2 of 280 comments (clear)

  1. Re:Hiding data ...pfft by Darth_brooks · · Score: 5, Informative

    There's some truth to the idea of a hidden message in comic strips.

    During the 50's and 60's the air force used a particular comic strip ("smokey stover" i think. http://www.toonopedia.com/smokey.htm, also the origin of "foo" and "foo fighter") to train recon. photo interpreters. The artist would hide his wife's name somewhere in every strip, and the new recruits would have to find it.

    --
    There are some people that if they don't know, you can't tell 'em.
  2. Re:Problem with statistical analysis by Kjella · · Score: 5, Informative

    There's a good story on something vaugely related that has to do with the frequency of digits in measured numbers. (That is, it isn't equally probable to see every digit -- earlier digits in a number favor lower digits, like "1".) People who were falsifying accounting records were caught because the numbers they used were "too random".

    Actually, here the fault is that they didn't understood the target. Expenses have no "natural" size, they're likely to be scale invariant. Basicly, you're looking for a distribution where C*f(x) = f(x). If you took 1..9, try C=2: 2,4,6,8,10,12,14,16,18... suddenly you have 5 leading 1s.

    Turns out the right distribution is following Benford's law:

    30.1% 17.6% 12.5% 9.7% 7.9% 6.7% 5.8% 5.1% 4.6%

    The second example you have is that the human "RNG" is flawed.

    A computer doesn't really suffer from this problem. The stenagography problem is really this.

    1. Find randomness in source data
    2. Replace random data with pseudorandom data

    Of course, if you overwrite non-random data, you're doing it wrong. If you're going to use the LSB, you need to verfiy that it is random, or find the portion of it that is random (which is kinda what you're doing when you pick the LSB from a pixel anyway).

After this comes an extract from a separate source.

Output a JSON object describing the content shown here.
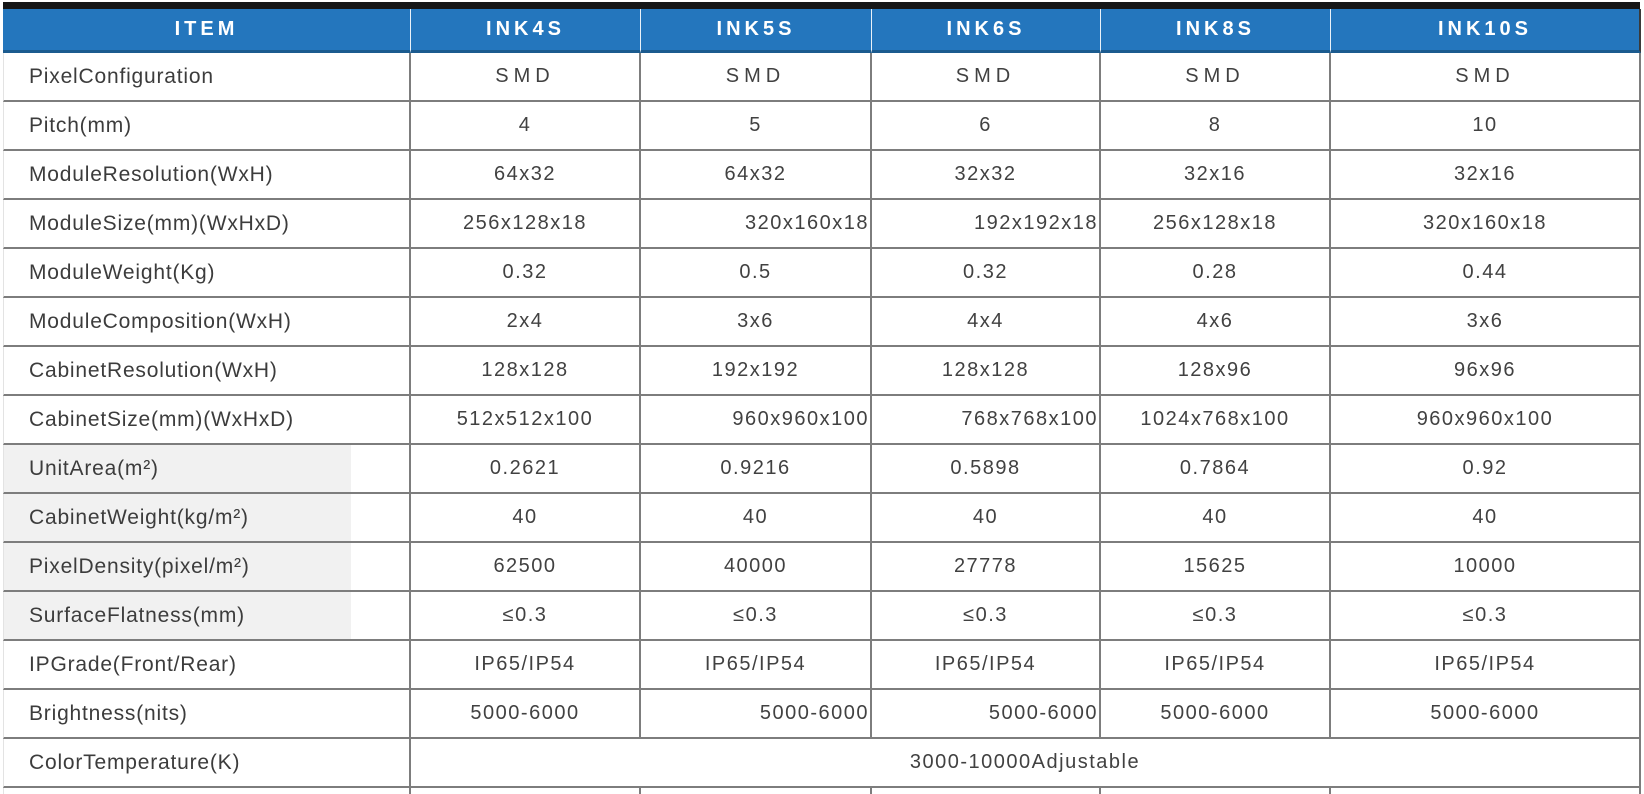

    The biggest problem is really to hide it in a "reasonable" way.

    Perfect steganography should replace all randomness with noise.

    Perfect compression should eliminate all randomness.

    In other words, steganography operates on the thin slice between good compression (jpg, mp3, divx) and perfect compression. It's much easier to hide information in bmp, wav, uncompressed avi, but it also looks damn obvious.